Tra gli strumenti di cui la NATO dispone per raggiungere i propri obiettivi merita speciale menzione il programma di cooperazione Rose-Roth. Fondato nel 1990 dall’allora Presidente della Assemblea parlamentare NATO Charlie Rose e dal Senatore Bill Roth, in origine aveva l’obiettivo di assistere i paesi partner dell’area sovietica nei processi di transizione democratica e nelle riforme economico/politiche necessarie dopo la caduta del Muro di Berlino ed il diradarsi della cortina di ferro.

Successivamente mirato principalmente all’area dei Balcani e sud-caucasica, oggi il programma include molti paesi dell’area non-Nato con il fine di condividere informazioni, buone pratiche e soprattutto per promuovere il principio del ”controllo democratico delle forze armate” provvedendo così allo sviluppo di politiche militari sostenibili. In questi paesi, a tal fine, ogni 2 o 3 anni vengono organizzati dei seminari aventi come tema le maggiori problematiche di sicurezza locale e le varie istanze regionali, in collaborazione con i parlamenti nazionali e con degli esperti indipendenti.

Fin dalla sua nascita il programma è stato fortemente finanziato dalla US AID, dal Geneva Centre for the Democratic Control of the Armed Forces (DCAF), dalla NATO, e da vari Stati.

Il 15 giugno scorso a Kiev si è tenuto il 92° seminario Rose-Roth tra l’Assemblea Parlamentare della NATO ed il Consiglio ucraino, svoltosi sotto le crescenti spinte Atlantiche di integrità territoriale dell’Ucraina e diretto verso un nuovo ed auspicato assetto geopolitico ad est dell’Europa: gli strascichi della Guerra del Donbass infatti sono ancora troppo evidenti.

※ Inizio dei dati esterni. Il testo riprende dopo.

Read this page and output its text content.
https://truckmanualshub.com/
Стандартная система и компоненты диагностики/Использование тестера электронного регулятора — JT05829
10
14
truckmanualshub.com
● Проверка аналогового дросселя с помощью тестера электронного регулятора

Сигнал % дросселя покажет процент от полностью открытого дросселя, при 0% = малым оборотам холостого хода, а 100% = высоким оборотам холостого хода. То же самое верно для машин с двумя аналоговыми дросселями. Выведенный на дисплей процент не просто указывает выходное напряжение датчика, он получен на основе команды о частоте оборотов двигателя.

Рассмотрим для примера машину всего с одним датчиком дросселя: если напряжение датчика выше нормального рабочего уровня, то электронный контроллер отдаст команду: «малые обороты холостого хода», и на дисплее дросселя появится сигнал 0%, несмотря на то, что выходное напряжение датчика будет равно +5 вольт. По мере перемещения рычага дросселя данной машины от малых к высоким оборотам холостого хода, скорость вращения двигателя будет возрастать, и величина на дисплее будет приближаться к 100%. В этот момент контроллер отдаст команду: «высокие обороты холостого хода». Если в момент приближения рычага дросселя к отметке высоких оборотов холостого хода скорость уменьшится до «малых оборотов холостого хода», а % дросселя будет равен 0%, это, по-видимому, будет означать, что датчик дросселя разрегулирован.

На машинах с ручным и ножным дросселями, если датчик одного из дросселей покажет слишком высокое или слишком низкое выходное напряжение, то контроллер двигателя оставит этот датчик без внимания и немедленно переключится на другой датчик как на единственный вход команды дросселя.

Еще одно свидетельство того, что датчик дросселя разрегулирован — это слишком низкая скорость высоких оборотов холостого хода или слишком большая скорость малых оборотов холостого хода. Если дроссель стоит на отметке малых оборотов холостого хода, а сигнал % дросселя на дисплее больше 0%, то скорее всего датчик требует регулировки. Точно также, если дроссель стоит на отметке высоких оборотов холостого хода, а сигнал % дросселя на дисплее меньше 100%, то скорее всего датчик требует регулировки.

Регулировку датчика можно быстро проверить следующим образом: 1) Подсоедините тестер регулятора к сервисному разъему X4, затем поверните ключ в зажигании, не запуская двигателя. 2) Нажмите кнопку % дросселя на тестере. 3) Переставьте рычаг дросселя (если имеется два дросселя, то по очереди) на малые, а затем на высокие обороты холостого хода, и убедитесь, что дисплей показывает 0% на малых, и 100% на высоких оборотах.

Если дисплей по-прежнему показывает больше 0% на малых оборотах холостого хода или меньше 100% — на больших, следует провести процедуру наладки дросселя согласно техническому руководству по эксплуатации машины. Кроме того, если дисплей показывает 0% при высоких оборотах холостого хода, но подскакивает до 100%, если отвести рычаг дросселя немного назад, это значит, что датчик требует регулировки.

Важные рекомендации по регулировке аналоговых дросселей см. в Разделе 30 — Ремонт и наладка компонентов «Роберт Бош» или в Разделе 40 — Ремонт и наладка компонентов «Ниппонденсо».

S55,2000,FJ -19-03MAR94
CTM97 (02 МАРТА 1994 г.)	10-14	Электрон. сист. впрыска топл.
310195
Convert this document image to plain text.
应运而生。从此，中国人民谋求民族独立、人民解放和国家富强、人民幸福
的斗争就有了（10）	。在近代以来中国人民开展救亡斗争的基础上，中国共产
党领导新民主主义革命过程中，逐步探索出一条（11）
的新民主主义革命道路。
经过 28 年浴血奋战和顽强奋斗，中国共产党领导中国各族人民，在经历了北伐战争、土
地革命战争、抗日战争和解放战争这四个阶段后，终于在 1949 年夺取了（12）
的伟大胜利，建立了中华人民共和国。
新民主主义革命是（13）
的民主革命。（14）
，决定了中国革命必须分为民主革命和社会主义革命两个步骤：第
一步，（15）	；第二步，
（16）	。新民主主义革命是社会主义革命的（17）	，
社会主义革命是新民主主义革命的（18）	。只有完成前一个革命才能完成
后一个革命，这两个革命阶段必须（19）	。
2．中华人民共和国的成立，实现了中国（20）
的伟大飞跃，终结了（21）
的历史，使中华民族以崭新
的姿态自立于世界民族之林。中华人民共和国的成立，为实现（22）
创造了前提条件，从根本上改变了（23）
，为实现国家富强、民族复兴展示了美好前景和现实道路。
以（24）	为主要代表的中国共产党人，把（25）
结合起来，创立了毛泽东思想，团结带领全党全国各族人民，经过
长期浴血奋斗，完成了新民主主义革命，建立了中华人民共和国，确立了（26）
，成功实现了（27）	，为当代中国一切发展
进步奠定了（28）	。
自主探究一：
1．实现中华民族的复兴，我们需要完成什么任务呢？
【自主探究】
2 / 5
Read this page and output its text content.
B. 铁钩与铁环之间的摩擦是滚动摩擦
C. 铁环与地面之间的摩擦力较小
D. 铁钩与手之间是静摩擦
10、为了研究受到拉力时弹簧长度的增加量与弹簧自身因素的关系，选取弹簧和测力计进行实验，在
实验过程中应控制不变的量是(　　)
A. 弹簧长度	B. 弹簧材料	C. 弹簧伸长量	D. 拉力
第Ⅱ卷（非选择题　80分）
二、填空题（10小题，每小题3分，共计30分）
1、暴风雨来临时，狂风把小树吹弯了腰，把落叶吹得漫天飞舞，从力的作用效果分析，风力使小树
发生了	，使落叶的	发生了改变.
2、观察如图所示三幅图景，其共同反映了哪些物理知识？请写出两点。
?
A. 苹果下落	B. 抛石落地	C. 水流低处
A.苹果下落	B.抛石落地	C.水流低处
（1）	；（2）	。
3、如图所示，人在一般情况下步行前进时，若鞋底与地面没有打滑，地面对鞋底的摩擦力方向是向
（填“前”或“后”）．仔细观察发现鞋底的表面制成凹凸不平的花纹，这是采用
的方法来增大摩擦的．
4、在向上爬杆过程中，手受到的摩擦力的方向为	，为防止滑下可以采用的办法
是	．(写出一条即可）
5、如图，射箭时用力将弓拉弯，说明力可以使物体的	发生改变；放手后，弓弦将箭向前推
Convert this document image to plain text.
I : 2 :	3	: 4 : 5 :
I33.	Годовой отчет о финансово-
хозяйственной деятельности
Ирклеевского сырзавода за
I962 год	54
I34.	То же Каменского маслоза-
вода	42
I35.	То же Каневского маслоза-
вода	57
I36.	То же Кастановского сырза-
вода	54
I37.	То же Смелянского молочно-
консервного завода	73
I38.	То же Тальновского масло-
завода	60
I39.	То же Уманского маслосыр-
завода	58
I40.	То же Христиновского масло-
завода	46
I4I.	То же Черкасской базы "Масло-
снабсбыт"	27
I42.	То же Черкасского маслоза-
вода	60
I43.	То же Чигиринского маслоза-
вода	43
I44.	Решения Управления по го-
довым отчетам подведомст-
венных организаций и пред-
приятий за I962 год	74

Le forze politiche locali infatti, tuttora profondamente separate, non sono riuscite a superare la strutturale dipendenza dalle industrie russe a causa dell’incapacità di fare le riforme necessarie a stabilizzare il paese: l’aumento del prezzo di mercato del Gas fino a picchi dell’80%, a fronte di un aumento salariale del 5%, ne è stato solo l’ultimo esempio.

NATO_Parliamentary_Assembly_logoUlteriore motivo di tensione regionale è la politica estera aggressiva attuata da Putin che, incurante degli avvertimenti del segretario generale della NATO Stoltenberg, continua a sostenere i ribelli in vari modi e a rafforzare la presenza militare in Crimea, annessa illegittimamente alla Federazione russa nel 2014, ove ha sede la flotta navale sul Mar Nero di Mosca.

In questo contesto le parti, decise ad aumentare la cooperazione nell’attuazione dei programmi di riforma – la cui relativa sessione è stata presieduta dal Vice-Presidente dell’Assemblea atlantica Paolo Alli – hanno firmato un nuovo importante accordo avente ad oggetto le forniture militari e la loro manutenzione ”con lo scopo di diversificare le fonti per il supporto logistico delle forze armate ucraine” e quindi ”annullarne la dipendenza dall’industria militare russa” come dichiarato nel comunicato ufficiale diffuso della rappresentanza di Kiev nella NATO a seguito dell’incontro.

Nonostante voci americane ed europee contrarie ad una prossima espansione delle forze atlantiche, preoccupate per una eventuale escalation regionale a causa dell’impossibilità di pervenire ad un accordo unanime con la Russia, il sostegno all’Ucraina da parte dell’alleanza guidata da Stoltenberg non sembra essere in discussione ma, anzi, sembra progressivamente aumentare. In questo senso corre anche l’ipotesi, sempre più concreta, di una partecipazione delle forze armate ucraine nella flotta atlantica nel Mar Nero, centro geo-strategico che sta acquisendo con il passare del tempo sempre più importanza nello scacchiere internazionale.

Su questo e su molti altri temi grande importanza avrà il prossimo Summit NATO a Varsavia, previsto per l’8 ed il 9 luglio prossimi, che avrà proprio ad oggetto la presenza militare nel centro-est dell’Europa e le risposte atlantiche alle spinte egemoni ormai quasi ”neo-zaristiche” della federazione russa.

Summit che, svolgendosi in questo clima di nuova ”Guerra Fredda”, avrà certamente la necessità di mantenere soddisfatte le istanze di sicurezza provenienti dai paesi della ”Nuova Europa”, più esposti rispetto ad altri alle minacce del Cremlino, ma che verosimilmente non potrà produrre rilevanti novità soprattutto a causa dalla pendenza delle elezioni americane, oltre che per gli interessi particolari dei paesi europei appartenenti all’Alleanza, ancora fin troppo contrastanti.